Dangerous Productions receives $10,000 grant for new community-based art

Dangerous Productions has been awarded a $10,000 Arts Learning grant from the Metropolitan Regional Arts Council to fund Happy Who Am I?: a collaborative community-based art project between St. Paul youth and local filmmakers. Happy Who Am I? will be in development through August 2016, as part of Dangerous Productions’ comprehensive Happy Frogtown street-level performance project.

“Dangerous Productions is really doubling down on St. Paul this year, and the Happy Frogtown project is a big part of that,” Producing Artistic Director Tyler Olsen (PTP 2000) explains. “Happy Who Am I? is an original interactive video project exploring identity with teens. [Dangerous Productions] is exploring interactive work a lot right now, and this show plays with a medium of interactivity that we have not been able to use yet.

“We’re looking to make St. Paul a place you’ll find art that you won’t find anywhere else in Minnesota,” Olsen adds.

The Frogtown neighborhood of St. Paul lies directly to the west of the Minnesota State Capitol building, bordered by University Avenue, Lexington Parkway, and Rice Street. Frogtown boasts a wealth of immigrant-owned businesses including Halal meat markets, traditional Mexican carnicerías, and a string of restaurants serving authentic Cambodian, Thai, Laotian, Hmong, Vietnamese, Chinese, and Mexican cuisine.

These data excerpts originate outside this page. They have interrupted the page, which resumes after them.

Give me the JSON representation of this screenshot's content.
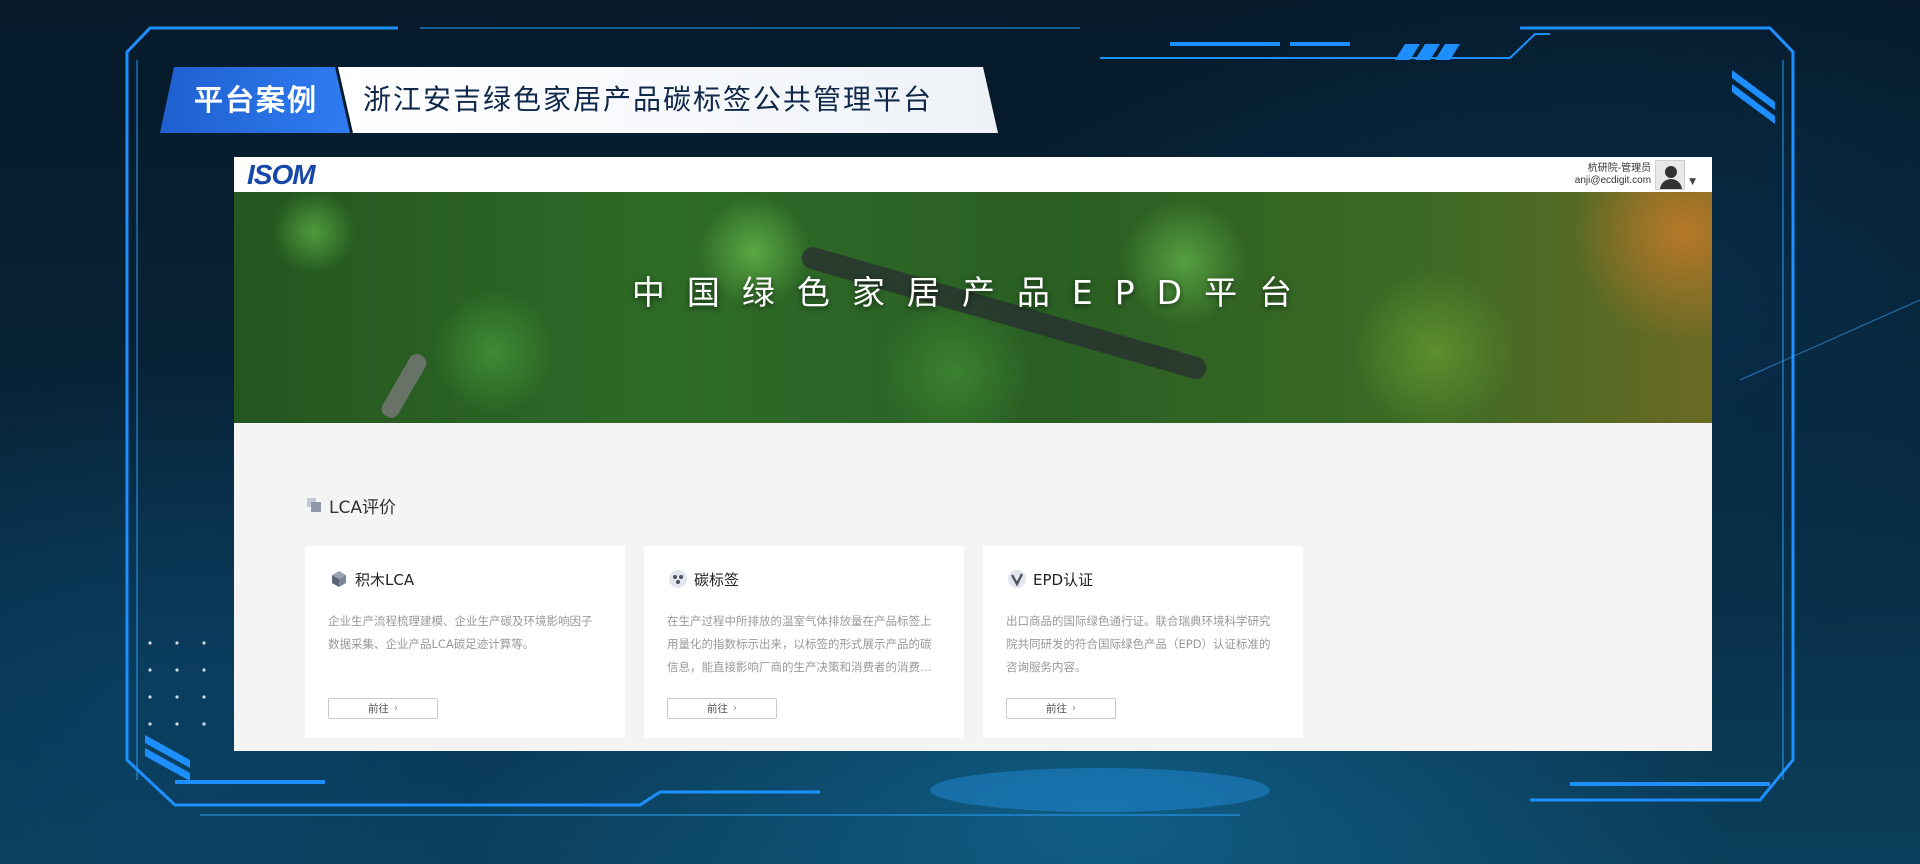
{
  "banner": {
    "tag": "平台案例",
    "title": "浙江安吉绿色家居产品碳标签公共管理平台"
  },
  "header": {
    "logo": "ISOM",
    "user_name": "杭研院-管理员",
    "user_email": "anji@ecdigit.com",
    "avatar_icon": "user-avatar-icon",
    "dropdown_icon": "caret-down-icon"
  },
  "hero": {
    "title": "中国绿色家居产品EPD平台"
  },
  "section": {
    "title": "LCA评价",
    "icon": "stack-squares-icon"
  },
  "cards": [
    {
      "icon": "blocks-icon",
      "title": "积木LCA",
      "description": "企业生产流程梳理建模、企业生产碳及环境影响因子数据采集、企业产品LCA碳足迹计算等。",
      "button": "前往"
    },
    {
      "icon": "carbon-label-icon",
      "title": "碳标签",
      "description": "在生产过程中所排放的温室气体排放量在产品标签上用量化的指数标示出来，以标签的形式展示产品的碳信息，能直接影响厂商的生产决策和消费者的消费…",
      "button": "前往"
    },
    {
      "icon": "epd-check-icon",
      "title": "EPD认证",
      "description": "出口商品的国际绿色通行证。联合瑞典环境科学研究院共同研发的符合国际绿色产品（EPD）认证标准的咨询服务内容。",
      "button": "前往"
    }
  ],
  "colors": {
    "frame_accent": "#1e8fff",
    "banner_tag_bg": "#2f7cf0",
    "logo_blue": "#1747a8",
    "content_bg": "#f4f4f4"
  }
}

Dangerous Productions is one of 25 Minnesota arts organizations in the first round of the Metropolitan Regional Arts Council’s 2016 Arts Learning grant program, an award collectively totaling $234,295. The selected Arts Learning projects will provide high-quality arts education for Minnesotans of all ages to develop knowledge, skills, and understanding through the arts by engaging people in extended arts experiences and activities with clearly articulated learning objectives. The Arts Learning grant program is a direct result of the Minnesota Arts and Cultural Heritage Fund of the Legacy Amendment. All applications go through a competitive peer review panel process.